Wybór pełnej liczby tej ludzkiej części Królestwa zakończył się około czasu chrztu i pomazania Jezusa, kiedy zaczął On przynosić na światło dzienne życie i nieśmiertelność. Wówczas rozpoczął się wybór klasy, którą Bóg wcześniej przewidział, że zostanie wybrana spośród ludzi do wywyższenia do „boskiej natury”, która ma stworzyć duchową fazę Królestwa, i która będzie przywracać i błogosławić świat. Spośród nich Jezus był pierwszym, „przewodnikiem”, wodzem lub kapitanem. W wyborze tej duchowej klasy, bezpośredni potomkowie Abrahama, Hebrajczycy, nie są już tak wyłącznie uprzywilejowani, jak miało to miejsce w poprzednim wyborze; ponieważ światło prawdy („wyrocznie Boże”), przez które przeprowadzany jest wybór, nie jest ograniczone do Izraela, ale z Boskiego zamysłu i zamierzenia wyszło na całą ziemię – wzywając wszystkich, którzy mają „uszy ku słuchaniu” do usprawiedliwienia przez wiarę w krew Chrystusa jako ich cenę odkupienia, i dalej, do poświęcenia się i chwały – „wysokiego powołania”. Jedyną przewagą daną Hebrajczykom w tym ostatnim wezwaniu było to, że to wezwanie rozpoczęło się od nich (Łuk. 24:47). Poprzednie wezwanie było ograniczone wyłącznie do nich.

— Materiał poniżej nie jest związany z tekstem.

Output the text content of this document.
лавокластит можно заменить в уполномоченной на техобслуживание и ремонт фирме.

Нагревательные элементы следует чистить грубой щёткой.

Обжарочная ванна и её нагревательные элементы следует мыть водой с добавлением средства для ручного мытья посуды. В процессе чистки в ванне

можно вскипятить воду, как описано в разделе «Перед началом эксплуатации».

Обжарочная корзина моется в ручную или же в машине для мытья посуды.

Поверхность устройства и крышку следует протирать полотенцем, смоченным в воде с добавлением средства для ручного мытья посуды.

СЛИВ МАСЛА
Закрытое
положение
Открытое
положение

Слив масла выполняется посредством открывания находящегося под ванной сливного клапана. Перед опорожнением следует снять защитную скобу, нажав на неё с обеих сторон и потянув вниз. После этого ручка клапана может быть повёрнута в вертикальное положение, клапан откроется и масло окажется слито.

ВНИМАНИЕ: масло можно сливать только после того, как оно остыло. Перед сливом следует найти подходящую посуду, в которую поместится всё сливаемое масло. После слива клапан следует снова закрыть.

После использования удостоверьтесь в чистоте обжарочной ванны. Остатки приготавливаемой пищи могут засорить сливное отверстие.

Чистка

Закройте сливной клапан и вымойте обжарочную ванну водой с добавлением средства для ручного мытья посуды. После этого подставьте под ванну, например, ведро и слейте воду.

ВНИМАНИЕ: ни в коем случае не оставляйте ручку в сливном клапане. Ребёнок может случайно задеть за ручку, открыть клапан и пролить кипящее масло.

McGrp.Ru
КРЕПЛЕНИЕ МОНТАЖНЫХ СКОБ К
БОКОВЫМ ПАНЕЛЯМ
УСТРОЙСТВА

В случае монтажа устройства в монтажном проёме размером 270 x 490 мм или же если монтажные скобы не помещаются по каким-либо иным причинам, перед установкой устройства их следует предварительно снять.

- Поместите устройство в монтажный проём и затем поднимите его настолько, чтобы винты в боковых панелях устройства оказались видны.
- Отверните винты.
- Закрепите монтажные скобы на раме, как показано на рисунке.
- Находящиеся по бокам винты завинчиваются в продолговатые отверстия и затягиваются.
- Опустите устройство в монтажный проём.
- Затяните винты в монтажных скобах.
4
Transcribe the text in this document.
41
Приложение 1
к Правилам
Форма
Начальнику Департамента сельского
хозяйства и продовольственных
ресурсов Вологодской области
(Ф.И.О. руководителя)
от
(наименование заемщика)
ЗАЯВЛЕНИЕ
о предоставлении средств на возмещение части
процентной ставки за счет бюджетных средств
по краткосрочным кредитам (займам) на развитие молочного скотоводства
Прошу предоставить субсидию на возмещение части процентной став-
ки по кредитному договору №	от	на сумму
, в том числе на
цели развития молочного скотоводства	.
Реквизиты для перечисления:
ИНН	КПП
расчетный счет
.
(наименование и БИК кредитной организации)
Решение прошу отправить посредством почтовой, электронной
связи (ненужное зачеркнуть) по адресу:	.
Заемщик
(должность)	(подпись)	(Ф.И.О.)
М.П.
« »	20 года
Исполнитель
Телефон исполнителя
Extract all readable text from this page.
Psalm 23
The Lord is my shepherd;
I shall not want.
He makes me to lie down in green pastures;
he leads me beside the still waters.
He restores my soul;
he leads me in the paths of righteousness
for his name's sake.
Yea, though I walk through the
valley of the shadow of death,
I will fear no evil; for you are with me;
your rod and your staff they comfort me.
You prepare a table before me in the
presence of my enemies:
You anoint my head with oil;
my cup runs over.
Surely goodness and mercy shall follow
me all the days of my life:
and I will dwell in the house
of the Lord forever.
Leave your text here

Nie powinniśmy też przeoczyć faktu, że chociaż w procesie wybierania tych dwóch klas pewne jednostki były wybrane lub obrane do pełnienia służby związanej z powoływaniem tych klas, to w żaden sposób nie pociągało za sobą ich wyboru do którejś z tych klas. Tak więc Jakub, podobnie jak Abraham, został wybrany na ojca narodu wybranego, a Mojżesz, Samuel i inni zostali wybrani do służby w tym pierwszym wyborze, tak jak Paweł i

::R1457 : strona 309::

pozostali apostołowie, a także inni od tamtej pory, byli wybierani i selekcjonowani do szczególnej służby jako przedstawiciele Boga w tym wyborze duchowej klasy; a jednak ich wybór do tej służby nie było w żadnym sensie pogwałceniem ich wolnej woli, i w żaden sposób nie zadecydował o ich ostatecznym wyborze do klasy, do której każdy z nich był powołany.

Tak więc Paweł, po powiedzeniu nam, że Bóg go wybrał i przygotował do tej służby we wczesnym etapie jego życia (Gal. 1:15), zapewnia nas także, że doskonale wiedział, że wezwanie do tej służby oraz fakt, że był użyty jako sługa w głoszeniu tego „niebieskiego powołania” innym, w żadnym sensie nie jest dowodem, że on sam osiągnie nagrodę tego wysokiego powołania.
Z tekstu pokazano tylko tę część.